The Code is as follows:

$ Db-> beginTransaction ();
$ Db-> inTransaction (); // true!

Then you can continue to execute your database operation statement and commit the transaction at the end:

The Code is as follows:

$ Db-> commit ();

The rollBack () method in MySQLi is similar, but it does not roll back all types (for example, using drop table in MySQL). This method is not truly reliable, I recommend that you try to avoid dependency on this method.

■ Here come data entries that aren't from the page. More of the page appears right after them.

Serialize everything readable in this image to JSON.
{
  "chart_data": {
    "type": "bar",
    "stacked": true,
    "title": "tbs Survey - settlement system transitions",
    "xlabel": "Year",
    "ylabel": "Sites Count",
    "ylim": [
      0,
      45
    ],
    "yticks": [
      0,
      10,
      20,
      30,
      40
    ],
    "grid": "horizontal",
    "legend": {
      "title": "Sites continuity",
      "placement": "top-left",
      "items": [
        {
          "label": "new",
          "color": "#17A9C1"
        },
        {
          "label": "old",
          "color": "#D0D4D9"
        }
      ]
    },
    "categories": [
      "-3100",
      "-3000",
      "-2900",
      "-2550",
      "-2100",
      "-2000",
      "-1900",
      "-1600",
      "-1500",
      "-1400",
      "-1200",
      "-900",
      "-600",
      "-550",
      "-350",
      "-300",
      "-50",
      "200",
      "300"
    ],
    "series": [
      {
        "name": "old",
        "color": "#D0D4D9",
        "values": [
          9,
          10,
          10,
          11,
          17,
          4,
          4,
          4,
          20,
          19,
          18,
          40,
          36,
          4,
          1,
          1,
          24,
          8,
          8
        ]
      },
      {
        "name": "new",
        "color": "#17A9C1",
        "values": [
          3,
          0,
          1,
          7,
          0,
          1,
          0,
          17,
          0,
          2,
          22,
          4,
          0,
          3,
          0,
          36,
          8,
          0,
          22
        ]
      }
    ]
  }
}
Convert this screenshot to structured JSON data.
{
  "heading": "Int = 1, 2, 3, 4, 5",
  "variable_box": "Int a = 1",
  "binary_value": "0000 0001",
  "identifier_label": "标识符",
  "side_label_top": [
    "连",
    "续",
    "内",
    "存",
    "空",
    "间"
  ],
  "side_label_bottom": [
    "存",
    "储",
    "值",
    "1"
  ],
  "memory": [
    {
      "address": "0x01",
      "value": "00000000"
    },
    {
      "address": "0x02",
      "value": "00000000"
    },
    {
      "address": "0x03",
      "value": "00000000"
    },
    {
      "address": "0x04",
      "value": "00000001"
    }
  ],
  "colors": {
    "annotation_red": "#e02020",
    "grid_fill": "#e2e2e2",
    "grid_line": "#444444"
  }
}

0x11: other useful options

There are several options you can consider. These can be used as the fourth parameter input during object initialization.

The Code is as follows:

$ Options = array ($ option1 => $ value1, $ option [...]);
$ Db = new PDO ($ dsn, $ username, $ password, $ options );

PDO: ATTR_DEFAULT_FETCH_MODE

You can select the type of result set that will be returned by PDO, such as PDO: FETCH_ASSOC, which allows you to use $ result ['column _ name'], or PDO: FETCH_OBJ, returns an anonymous object so that you can use $ result-> column_name

You can also put the results into a specific class (model). You can set a read mode for each individual query, just like this:

The Code is as follows:

$ Query = $ db-> query ('select * FROM 'Foods '');
$ Foods = $ query-> fetchAll (PDO: FETCH_CLASS, 'food ');

PDO: ATTR_ERRMODE

We have explained this article above, but those who like TryCatch need to use: PDO: ERRMODE_EXCEPTION. If you want to throw a PHP warning for whatever reason, use PDO: ERRMODE_WARNING.

PDO: ATTR_TIMEOUT

When you are worried about the loading time, you can use this attribute to specify a timeout value for your query, in seconds. note: If the specified time is exceeded, the E_WARNING exception will be thrown by default, unless the PDO: ATTR_ERRMODE is changed.